Calling that a political party should be a statement of intent. What is "the party," meaning Andrew, intending?
> Platform: Putting People Before Corporations [..] Opening up Government [i.e. transparency]
Every party makes similar promises. Instead, lead with what makes you different - your focus on IP law and digital rights. Perhaps even emphasize your flexibility or neutrality on other issues, so that your voting base isn't decimated by your positions on wedge issues.
This might be a controversial take but candidates for the Libertarian party should be libertarians. If Yang wanted to run under an existing third party then the Green Party would make more sense.

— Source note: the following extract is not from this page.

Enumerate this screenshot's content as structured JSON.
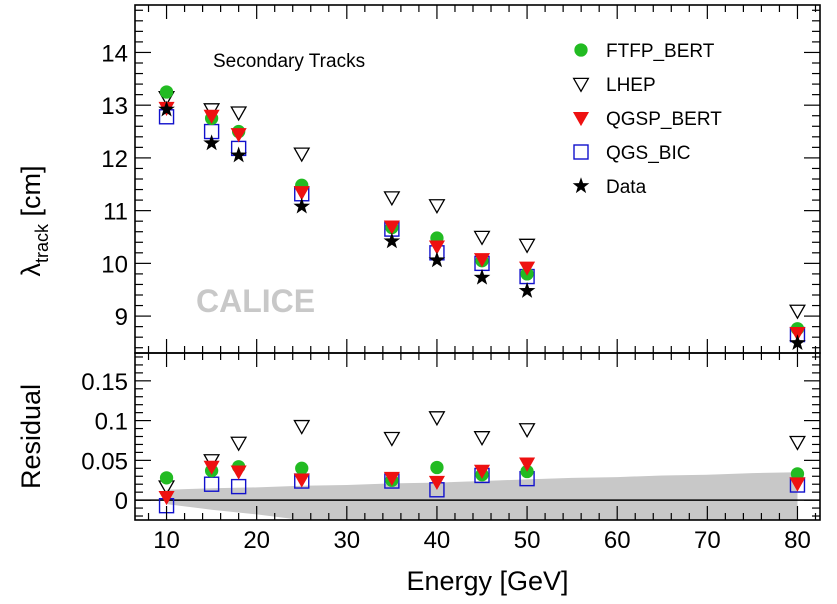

> But if all the splinter third party candidates got their act together and mobilized themselves and developed a solid platform
Yeah, but, see, the Libertarian Party and the Socialist Party (and those aren't even the most divergent among the non-major parties) aren't going to unite around a common policy platform. In fact, each of them is closer to policy commonality with one of the major parties than they are too each other.
No, their strategy is to focus on reform from the bottom up: getting local officials elected at the city, county, and state levels in order to pass electoral reform (states control election in the US) to make our national politics less inflammatory. Parties matter less at these levels. Their main goal right now is to get ranked choice voting passed in as many states as possible (focusing their energy on ballot initiatives). They are also not a "party" (they are registered as a PAC). This way, republicans or democrats can receive a foward party nomination without having to leave their own parties and run independent. They just have to be aligned with forward party goals. They have maybe 1 or 2 US representatives that they're tracking, but Andrew Yang is not running for president in 2024 because it would just be a waste of money to them. The vast majority of their advocacy is at the state and city level
> The Forward Party is a PAC that plans to grow its support and then petition the FEC for recognition as a political party when we fulfill the requirements, which include operating in several states, supporting candidates, getting volunteers signed up around the country, and other party activities.
The Forward Party is a PAC that plans to grow its support and then petition the FEC for recognition as a political party when we fulfill the requirements, which include operating in several states, supporting candidates, getting volunteers signed up around the country, and other party activities.
Yang definitely hates Trump. He's not about to put him into power any time soon.
Yang is more about wielding influence on political discussion and trying to move the country away from incumbency than anything else. I really don't foresee anyone building a campaign on the forward party, but I can see a democrat or republican leveraging the forward party's ideas in the right environment to get endorsements from it to win in tight elections.